A woman on women…
battle of the bitches!
My eight year old daughter came home recently and over dinner proceeded to tell me about her friend Maddie. She was telling me that she wasn’t sure if Maddie was being mean to her, or being a friend. Maddie had apparently been advising her that her dress-sense was not up to scratch and she wasn’t enough of a bitch to her friends. Maddie was informing her very passive aggressively that my daughter needed to be more of a ‘Mean Girl’ in order to be in the cool gang. My daughter, not yet old enough to know what bullying is, nor might I say what defines a True Bitch, was telling me that she didn’t feel comfortable with what her so-called friend Maddie had demanded of her and wasn’t sure if Maddie was being friend or foe. It was my job, over dinner to then explain that a Maddie was in fact a bitch and that this is the beginning of sadly being bullied by women throughout the rest of her life.

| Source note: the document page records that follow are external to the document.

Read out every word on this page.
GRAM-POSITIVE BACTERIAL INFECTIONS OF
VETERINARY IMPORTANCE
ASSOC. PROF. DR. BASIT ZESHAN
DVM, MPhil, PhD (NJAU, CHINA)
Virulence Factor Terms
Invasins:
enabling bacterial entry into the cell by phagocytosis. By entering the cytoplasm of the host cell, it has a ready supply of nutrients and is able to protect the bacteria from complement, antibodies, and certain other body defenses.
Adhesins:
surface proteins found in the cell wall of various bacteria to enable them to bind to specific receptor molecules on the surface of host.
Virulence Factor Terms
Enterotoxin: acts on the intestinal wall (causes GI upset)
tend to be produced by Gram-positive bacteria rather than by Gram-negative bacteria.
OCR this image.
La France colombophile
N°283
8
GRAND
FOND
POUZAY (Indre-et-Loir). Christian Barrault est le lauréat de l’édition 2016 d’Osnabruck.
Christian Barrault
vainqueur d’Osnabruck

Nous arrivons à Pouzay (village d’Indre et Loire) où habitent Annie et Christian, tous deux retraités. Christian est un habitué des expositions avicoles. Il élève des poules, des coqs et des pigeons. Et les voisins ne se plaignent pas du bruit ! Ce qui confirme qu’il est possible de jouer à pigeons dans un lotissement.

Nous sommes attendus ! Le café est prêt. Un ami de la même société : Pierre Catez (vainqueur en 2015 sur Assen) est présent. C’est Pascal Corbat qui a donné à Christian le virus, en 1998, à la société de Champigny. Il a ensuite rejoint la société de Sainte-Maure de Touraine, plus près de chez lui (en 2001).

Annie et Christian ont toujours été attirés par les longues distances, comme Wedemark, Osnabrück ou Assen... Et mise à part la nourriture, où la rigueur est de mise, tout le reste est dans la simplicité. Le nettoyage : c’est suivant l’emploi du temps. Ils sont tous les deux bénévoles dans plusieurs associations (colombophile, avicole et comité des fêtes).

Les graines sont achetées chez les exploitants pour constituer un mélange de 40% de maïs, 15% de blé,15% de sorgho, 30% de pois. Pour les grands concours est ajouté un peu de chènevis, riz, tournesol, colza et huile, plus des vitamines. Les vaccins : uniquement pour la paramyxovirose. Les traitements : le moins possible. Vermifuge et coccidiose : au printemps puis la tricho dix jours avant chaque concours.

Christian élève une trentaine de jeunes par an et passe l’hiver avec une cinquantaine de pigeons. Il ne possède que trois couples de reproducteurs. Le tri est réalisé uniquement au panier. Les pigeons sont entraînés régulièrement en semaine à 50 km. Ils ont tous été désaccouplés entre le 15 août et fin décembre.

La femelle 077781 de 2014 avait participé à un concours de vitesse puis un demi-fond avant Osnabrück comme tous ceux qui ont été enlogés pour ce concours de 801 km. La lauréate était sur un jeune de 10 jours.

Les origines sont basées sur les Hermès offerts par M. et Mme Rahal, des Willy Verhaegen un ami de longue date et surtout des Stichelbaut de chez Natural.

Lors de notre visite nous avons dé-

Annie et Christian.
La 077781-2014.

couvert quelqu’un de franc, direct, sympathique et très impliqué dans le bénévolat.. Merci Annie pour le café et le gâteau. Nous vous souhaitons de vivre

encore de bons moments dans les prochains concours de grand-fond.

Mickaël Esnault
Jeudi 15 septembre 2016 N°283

This conversation was timely due to the fact that even at my age, I too am experiencing bullying from women. Women who do not know how to be a lady and believe that if they get all up in your face, they will intimidate you and eventually win. Now let it be known… we do not accept being a victim in our house and thoroughly believe that fighting back [without weapons but with words and timing] is the ultimate revenge. Sometimes karma takes time, but in the end, karma is the ultimate bitch. We teach our kids to be clever and I am always harping onto my daughter about being strong and powerful, but most importantly, always being a lady.
My Nan’s taught me at a very young age the power of being a lady. Examples were thrust upon me and I was expected to live up to their expectations no matter what. It wasn’t until recently though that I realised myself that I was in fact, intimidating to women. I always try to come across approachable, kind and caring and I hate confrontation, so had no idea that other women saw me that way. I listen all the time to powerful songs written by successful women and there is no doubt that there is inspiration in them for me. And although I had taught my daughter the power of being a lady, didn’t realise that I had in fact reached the status of a lady in the eyes of others.
I work hard and I play hard in return. I firmly believe that as long as my kids are provided for and the mortgage is paid, why shouldn’t I deserve luxuries such as Louis Vuitton and Tiffany’s? I have my nails done every 3 weeks and I have a dedicated Spa Manager who ensures I’m waxed and primed, looking hot for my man and making me feel good in return. Taking care of myself and presenting a valuable looking product to the world is important to me – and so it should be!
But make no mistake. No woman taught me this. This came from my beautiful friends in the gay community. Yes people… I am a product of Queer eye for the Straight Girl! I am a self-professed fag hag and I make no apologies. Everything I know…. everything that is ladylike about me (and the ability to swear like a trooper) is all because of my beautiful male friends who happen to be inclined towards the beautiful male race. I understand by the way!
I have never had many female friends. However much I admired them, their friendship is something I have rarely mastered due to the fact that they can be such bitches. Even females who profess to be your best friend, can be bitching behind your back and creating grief for you. What’s with that?! At least my gay friends will say that shit to my face!!! Before I met my darling boyfriends, I was a hopeless case. My fashion sense and level of self-esteem was dreadful. But thanks to my friends sharing their experiences of prejudice and hatred, they taught me that loving myself is the most important thing. Surrounding yourself with people who love you regardless of anything, is ultimately helpful, and can indeed be life changing.
I can remember once being out with my best friend and a bunch of his friends. One of his other girlfriends was giving me grief about my hairstyle and fashion sense amongst other things. This was at a time I was going through a horrific divorce, had no money and probably did truthfully look like shit. Ben simply put his arm around me and said “That’s enough. Come darls, we don’t have to listen to this!”. I loved him before – but from that moment, he was the greatest human being I had ever met. A few years ago now, I lost another great love, who was always ready to tell me how it was, but in a way that he knew I could handle. It was truth, but done right. I miss Colin each and every day and the world is a lessor place because he is gone from this world.
With so much hatred and war going on all around the world due to religion, misunderstanding or pure bigotry I cannot understand why women need to war against women!? Shouldn’t the female race after all we have been through stick together? We are all the same. We are the sum of each parts. Where is the solidarity and the feeling of sticking together? And why may I ask is it left to the minority group who simply want to spread the message of love?
On this the 40th anniversary of Mardi Gras in Sydney and the year that gay marriage is legalized in Australia, thank you with all my heart to the gay and lesbian people of the world. Thank you for fighting for what’s right. Thank you for teaching me that being a woman didn’t mean I had to be a bitch to survive. And most of all thank you for giving my daughter a reason to stand up and be exactly who she wants to be in this world.
To my greatest friends, those who are with me and those who now belong to the angels, please understand that my life is so much richer for knowing you and you have shaped the person I am today. A person who feels whole because of my love for you – and from you.